O clássico Cristãos-novos na Bahia, de Anita Novinsky, traz um panorama do drama vivido pelos neoconversos tanto no Reino como quando chegam ao Brasil. Trata das dinâmicas da atuação que tinham na colônia e a discriminação e ação persecutória que sofriam por vezes somente por serem oriundos de famílias cristãs-novas.
Destacamos aqui do autor Elias Lipiner, dentre a extensa produção sobre a ação da Inquisição e suas vítimas, a obra Santa Inquisição: terror e linguagem, um dicionário de verbetes relacionados ao Santo Ofício imprescindível aos que trabalham com os conceitos concernentes nos processos.
A Inquisição Portuguesa e a Sociedade Colonial, de Sônia Siqueira, oferece um cenário do poderio inquisitorial, suas ligações com a coroa portuguesa e logo sobre a visitação do Santo Ofício ao nordeste brasileiro.

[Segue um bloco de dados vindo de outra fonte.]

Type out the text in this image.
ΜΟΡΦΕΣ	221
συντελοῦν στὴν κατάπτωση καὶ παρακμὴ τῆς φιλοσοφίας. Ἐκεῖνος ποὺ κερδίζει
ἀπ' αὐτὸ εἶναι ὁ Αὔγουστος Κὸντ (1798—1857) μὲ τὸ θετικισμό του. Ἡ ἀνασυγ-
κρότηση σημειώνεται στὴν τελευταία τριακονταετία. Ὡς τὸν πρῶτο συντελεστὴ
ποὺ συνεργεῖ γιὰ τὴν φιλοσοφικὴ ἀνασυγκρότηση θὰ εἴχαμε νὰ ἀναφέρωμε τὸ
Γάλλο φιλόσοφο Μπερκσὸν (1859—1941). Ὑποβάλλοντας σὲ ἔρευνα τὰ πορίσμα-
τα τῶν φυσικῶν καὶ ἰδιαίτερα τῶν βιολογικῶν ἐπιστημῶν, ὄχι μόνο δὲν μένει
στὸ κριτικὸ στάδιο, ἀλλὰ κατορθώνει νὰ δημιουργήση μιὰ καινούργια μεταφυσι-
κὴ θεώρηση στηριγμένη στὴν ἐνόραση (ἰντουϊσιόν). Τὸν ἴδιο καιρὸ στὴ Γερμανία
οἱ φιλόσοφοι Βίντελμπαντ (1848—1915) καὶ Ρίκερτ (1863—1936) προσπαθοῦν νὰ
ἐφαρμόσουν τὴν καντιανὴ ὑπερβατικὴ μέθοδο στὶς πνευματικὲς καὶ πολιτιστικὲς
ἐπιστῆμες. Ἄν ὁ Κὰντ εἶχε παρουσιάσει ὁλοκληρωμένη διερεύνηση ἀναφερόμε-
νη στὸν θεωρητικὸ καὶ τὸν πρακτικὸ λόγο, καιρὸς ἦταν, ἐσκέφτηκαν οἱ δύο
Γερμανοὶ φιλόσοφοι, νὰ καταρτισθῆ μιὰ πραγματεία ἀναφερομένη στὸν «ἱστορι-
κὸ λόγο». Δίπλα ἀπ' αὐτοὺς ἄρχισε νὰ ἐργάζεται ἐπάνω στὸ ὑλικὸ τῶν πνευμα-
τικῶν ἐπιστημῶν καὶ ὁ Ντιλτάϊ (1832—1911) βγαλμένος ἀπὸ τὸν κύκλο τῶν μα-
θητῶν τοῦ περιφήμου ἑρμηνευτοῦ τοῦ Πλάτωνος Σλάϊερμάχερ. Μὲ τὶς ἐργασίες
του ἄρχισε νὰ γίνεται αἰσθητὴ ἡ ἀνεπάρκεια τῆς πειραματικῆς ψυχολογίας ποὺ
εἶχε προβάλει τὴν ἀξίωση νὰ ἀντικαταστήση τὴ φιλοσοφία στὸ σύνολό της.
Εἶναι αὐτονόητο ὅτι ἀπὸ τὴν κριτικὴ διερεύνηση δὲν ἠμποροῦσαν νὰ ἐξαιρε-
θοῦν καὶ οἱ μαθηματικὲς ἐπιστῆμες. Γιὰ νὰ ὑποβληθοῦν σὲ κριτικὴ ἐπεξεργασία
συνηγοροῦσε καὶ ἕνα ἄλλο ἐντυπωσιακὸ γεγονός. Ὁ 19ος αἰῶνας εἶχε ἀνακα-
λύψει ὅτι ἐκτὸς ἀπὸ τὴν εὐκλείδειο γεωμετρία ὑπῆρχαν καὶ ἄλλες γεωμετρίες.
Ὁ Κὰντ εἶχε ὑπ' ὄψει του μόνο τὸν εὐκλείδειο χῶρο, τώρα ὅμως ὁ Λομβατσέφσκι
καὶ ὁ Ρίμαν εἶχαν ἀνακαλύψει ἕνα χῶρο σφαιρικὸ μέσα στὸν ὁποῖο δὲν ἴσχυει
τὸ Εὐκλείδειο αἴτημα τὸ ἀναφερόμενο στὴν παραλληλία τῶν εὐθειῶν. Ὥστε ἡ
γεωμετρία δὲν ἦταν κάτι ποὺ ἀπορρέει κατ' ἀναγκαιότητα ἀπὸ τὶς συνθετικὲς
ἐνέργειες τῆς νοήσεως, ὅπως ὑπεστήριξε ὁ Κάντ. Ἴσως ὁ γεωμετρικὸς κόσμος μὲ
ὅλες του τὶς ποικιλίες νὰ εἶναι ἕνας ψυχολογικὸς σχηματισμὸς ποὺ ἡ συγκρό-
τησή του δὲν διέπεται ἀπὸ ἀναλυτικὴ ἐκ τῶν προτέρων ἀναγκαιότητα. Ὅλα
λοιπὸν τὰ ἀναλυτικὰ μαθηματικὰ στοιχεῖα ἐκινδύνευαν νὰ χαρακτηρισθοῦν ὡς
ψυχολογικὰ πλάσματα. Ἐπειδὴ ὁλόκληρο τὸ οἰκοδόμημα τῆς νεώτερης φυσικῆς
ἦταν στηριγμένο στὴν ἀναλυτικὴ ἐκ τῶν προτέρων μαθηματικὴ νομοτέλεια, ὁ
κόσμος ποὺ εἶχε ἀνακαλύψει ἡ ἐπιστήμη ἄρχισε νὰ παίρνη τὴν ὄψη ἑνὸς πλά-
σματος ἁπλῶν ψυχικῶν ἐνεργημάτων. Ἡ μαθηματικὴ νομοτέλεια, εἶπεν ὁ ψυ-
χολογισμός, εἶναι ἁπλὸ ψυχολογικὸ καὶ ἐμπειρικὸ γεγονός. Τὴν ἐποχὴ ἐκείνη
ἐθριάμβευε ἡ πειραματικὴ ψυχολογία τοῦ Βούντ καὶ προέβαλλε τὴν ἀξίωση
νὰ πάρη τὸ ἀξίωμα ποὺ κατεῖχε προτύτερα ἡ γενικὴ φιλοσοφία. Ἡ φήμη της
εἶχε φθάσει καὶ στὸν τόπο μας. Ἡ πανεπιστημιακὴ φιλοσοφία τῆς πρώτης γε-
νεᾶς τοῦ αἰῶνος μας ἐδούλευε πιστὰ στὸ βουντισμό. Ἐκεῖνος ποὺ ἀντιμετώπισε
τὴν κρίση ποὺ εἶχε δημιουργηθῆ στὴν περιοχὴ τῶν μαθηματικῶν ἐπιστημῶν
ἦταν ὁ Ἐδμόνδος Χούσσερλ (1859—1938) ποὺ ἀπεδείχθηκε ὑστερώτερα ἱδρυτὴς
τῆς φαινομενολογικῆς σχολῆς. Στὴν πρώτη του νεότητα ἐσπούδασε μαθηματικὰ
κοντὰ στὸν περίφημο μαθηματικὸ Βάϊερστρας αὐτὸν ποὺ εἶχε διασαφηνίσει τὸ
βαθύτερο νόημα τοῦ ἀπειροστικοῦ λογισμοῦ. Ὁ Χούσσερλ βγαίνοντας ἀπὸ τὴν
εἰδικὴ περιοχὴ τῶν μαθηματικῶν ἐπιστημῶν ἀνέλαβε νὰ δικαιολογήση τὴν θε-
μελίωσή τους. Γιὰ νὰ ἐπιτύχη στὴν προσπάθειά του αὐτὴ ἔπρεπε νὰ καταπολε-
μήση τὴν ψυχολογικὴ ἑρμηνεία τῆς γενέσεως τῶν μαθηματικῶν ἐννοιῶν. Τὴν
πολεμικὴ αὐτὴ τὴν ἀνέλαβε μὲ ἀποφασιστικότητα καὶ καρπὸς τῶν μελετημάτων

Discute a abrangência de domínio Inquisitorial e sua ação contra cristãos-novos que eram as principais vítimas desta perseguição.
A geração de historiadores dos anos 1980 partiram das análises processuais que descortinavam a ação do Santo Ofício e passou à investigações individuais. Os expoentes dessa geração foram Laura de Mello e Souza¹¹, Luiz Mott¹² e Ronaldo Vainfas¹³. Os temas de estudo não eram mais a Instituição, mas os sujeitos que justificavam sua existência – os objetos centraram-se em estudos de caso que abordavam mais sobre a história dos indivíduos e os crimes de que foram acusados – identificar e compreender o contexto das prisões dos neoconversos em sua maioria.
Laura de Mello e Souza, com Diabo e a Terra de Santa Cruz, trata do Brasil colonial e seus laços com a metrópole abordando sempre o lado místico que feiticeiras e o imaginário das práticas religiosas continham, para dar conta dessa complexidade significava compreendê-la como o lugar em que se cruzavam e reelaboravam níveis culturais múltiplos, agentes de um longo processo de sincretização.
¹⁴
Luiz Mott, por sua vez, usa a documentação inquisitorial para abordar o caso de Rosa Egipcíaca, ex-escrava africana que viveu na região das Minas e no Rio de Janeiro, na primeira metade dos Setecentos, acusada, presa e processada pelo Santo Ofício por falsa santidade e diabolismo¹⁵.